A closeup of a pastel pink mechanical keyboard. The Enter key has what looks like a little cream pastry on it, with berries on top. The image has been edited to have a pink tint to match the style of the website, and it has a slight rgb split glitch applied.

Creating my Site Theme from XMin

robyn :: 06 Aug 2025 #small web #indie web #blog #hugo #theme #css

Why my Own Theme?

When I settled on HUGO as the static generator for my first stab at a 2025-era small/indie web site, I was slowly but surely reminded of how no, you can’t in fact just build a HUGO site without a theme.

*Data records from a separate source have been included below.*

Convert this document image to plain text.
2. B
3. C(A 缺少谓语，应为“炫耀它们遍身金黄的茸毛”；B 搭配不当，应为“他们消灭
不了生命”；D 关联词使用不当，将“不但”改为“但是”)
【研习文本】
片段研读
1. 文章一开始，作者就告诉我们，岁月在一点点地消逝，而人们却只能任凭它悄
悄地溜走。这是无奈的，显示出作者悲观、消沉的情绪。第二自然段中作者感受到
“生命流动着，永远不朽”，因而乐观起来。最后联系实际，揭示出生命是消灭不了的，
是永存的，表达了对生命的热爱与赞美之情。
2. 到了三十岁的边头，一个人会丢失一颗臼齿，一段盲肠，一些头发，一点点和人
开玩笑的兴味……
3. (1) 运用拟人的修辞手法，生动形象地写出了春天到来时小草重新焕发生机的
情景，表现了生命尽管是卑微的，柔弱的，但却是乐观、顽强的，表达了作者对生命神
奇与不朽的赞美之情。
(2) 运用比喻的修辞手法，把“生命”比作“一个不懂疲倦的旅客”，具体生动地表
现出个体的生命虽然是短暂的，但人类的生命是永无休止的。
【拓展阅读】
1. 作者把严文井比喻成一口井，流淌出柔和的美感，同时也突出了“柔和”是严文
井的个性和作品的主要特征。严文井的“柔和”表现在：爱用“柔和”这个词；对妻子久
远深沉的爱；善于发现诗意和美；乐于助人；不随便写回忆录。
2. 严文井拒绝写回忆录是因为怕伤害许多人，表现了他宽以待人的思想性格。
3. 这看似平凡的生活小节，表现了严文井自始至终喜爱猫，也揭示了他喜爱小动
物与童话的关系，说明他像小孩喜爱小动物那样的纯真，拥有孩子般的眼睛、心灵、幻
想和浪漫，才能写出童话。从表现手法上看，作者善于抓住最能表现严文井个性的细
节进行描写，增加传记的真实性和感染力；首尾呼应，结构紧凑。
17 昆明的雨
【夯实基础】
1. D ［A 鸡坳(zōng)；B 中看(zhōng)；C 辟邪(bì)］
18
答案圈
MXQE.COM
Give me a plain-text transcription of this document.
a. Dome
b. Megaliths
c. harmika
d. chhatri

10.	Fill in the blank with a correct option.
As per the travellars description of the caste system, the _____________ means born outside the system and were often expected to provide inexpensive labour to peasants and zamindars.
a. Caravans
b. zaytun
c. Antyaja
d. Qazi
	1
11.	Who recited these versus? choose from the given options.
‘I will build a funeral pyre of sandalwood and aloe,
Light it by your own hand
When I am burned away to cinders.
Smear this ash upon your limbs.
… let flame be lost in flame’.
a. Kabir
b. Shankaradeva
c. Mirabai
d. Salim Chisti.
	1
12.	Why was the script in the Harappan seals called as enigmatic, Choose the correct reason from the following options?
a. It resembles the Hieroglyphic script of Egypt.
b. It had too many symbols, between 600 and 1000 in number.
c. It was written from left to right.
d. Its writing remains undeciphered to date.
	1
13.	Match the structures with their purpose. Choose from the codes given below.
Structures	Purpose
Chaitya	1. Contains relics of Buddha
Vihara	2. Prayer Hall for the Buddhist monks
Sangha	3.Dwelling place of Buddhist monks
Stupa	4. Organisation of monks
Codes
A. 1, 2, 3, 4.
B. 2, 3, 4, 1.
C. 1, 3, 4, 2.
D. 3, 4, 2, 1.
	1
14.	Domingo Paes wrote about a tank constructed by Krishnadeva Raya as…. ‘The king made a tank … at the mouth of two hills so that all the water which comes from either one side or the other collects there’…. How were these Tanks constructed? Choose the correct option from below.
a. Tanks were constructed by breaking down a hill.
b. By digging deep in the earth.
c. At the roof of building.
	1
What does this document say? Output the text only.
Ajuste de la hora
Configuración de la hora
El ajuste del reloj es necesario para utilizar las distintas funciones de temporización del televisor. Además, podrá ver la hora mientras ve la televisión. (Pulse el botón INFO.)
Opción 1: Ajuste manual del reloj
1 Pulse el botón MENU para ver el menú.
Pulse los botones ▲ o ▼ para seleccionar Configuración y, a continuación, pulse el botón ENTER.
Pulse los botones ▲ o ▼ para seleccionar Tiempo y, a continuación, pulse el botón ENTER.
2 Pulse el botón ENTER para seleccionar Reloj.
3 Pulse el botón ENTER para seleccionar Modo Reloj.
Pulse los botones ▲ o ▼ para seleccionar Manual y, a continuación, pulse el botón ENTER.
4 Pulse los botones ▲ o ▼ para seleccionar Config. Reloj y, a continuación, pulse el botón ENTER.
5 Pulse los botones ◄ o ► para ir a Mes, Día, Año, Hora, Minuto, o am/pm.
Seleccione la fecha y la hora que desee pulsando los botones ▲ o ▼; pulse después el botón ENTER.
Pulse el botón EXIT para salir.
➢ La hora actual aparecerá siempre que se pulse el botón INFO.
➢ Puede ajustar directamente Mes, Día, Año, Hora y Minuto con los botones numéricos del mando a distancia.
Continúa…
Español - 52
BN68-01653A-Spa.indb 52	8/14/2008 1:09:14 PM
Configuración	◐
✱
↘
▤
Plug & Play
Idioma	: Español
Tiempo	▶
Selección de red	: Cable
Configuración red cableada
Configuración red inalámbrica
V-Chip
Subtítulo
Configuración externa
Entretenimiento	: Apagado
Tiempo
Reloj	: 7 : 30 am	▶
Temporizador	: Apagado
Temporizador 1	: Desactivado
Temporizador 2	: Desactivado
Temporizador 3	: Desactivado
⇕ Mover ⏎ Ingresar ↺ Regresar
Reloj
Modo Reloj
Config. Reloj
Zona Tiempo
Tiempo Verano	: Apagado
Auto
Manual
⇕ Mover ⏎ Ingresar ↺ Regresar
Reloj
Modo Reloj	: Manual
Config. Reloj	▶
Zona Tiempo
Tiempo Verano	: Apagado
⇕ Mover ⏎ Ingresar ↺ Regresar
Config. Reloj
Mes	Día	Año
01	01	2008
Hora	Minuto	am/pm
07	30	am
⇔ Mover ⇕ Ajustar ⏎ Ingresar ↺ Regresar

Whether or not that is the way to go (I would argue that it is not; see also Bruce Wray’s excellent article on Really getting started with Hugo), that’s where we are. I would prefer if a Hugo site worked without a theme - if it spit out barebones HTML, basically - and we could just slap on different themes to see what the site looks like with those applied. And then pick the one we like best.

As things stand though, that’s not how it works. I feel like a “Theme” is a bit of a misnomer in the context of Hugo, even - Hugo Themes in my mind go beyond styling, as they introduce added functionality as well as different semantics. You can’t just start with Theme A, configure your site, and them move to Theme B and expect things to work. I don’t have a good alternative for what themes should be called, but “themes” seems too small and misleading of a term.

Anyway! I digress.

So to Hugo Themes I went, filtered for blog and minimal themes, and eventualy settled on Mirus’s excellent ReTerminal theme for my fledgling website.

Starting with ReTerminal

ReTerminal is a great theme. It brings the OG Terminal into the modern age. Light mode, dark mode, great colours, clean, retro. What more could you possibly want!

Screenshot / promo image of the ReTerminal theme. Source: https://themes.gohugo.io/themes/hugo-theme-re-terminal/
Screenshot / promo image of the ReTerminal theme. [Source]


I loved its overall design. But when the time came for me to start editing things - what if these links were over here, what if the home page had both an About section and a list of posts, what if the header image was doing ThingXYZ instead - I found that the styling and file tructure was too bloated for me as a beginner. I had worked with HUGO before, but that was a a decade ago, and… things have changed. We’re not in Kansas anymore. So… yeah. I’m a HUGO beginner.

This is not saying that the ReTerminal theme is bloated. Far from it. It was just a little too advanced, a little too complex, for me at this moment in time. I was craving something even more minimal, also so that I could play around with the minimal HTML and CSS and see the results of my changes directly. Basically, so that I could re-learn HUGO’s logic and semantics, as well as modern-ish CSS, while building up my website.

I also realized that ReTerminal came with a JavaScript bundle - I think for a dropdown menu and a call-to-action banner? - neither of which I was really going to use or very fond of, and so I realized this would also be my opportunity to jettison all the JS, and build up something that was completely free of JavaScript.

Discovering XMin

Enter XMin, Yihui Xie’s wonderfully minimal (in the true sense of the word) theme. Here’s the demo.

It’s funny that this is the theme I ended up using - I remembered Yihui’s name and resources well from when I was still in academia and working extensively with R, RStudio, and markdown/blogdown.

XMin was exactly what I needed - not no CSS, but only the barest of CSS-es, that even a noob like me could understand.

Creating my Theme: XMin becomes X-minal

So I applied the ol’ elbow grease, dug up my atrophied HTML & CSS knowledge from 10 years ago, read up a little bit on new developments in the space (wdym flex is literally this cool!?).

Fired up VS Code, started a hugo server, and just played around with it. The result is what you currently see in front of you on this website. As you can probably tell, I borrowed heavily from the Terminal and ReTerminal themes in terms of colour schemes, fonts, and the overall layout, but then changed quite a bit as well.

For example:

I have learned so much about Hugo in the process. Params, partials, the way that an .md and its .html interact.

For me, this was the sweet spot of learning - starting with a minimal scaffold (the XMin theme), knowing where I would like to get to (a simple, minimal, blogging theme somewhere between Terminal, ReTerminal, Archie, and BearBlog), and a live server that reflects my changes, where I can’t really break anything. I felt like a kid in a sandbox and realized I hadn’t had this much fun working on a side project in months. Nay, years!

I am calling my theme X-Minal. Get it? Get it?

One Last Note

This is NOT an expert Hugo theme. Nobody else should use it probably, as it no doubt contains illogical structures that experts would probably laugh at, and other CSS crimes that nobody should ever replicate. In fact, don’t even go and inspect the HTML, you’ll probably laugh.

It’s simply the result of me applying decades-old knowledge, reading (too little?) about new developments in CSS, and then futzing with things until they looked good. The real theme is the fun we had on the way!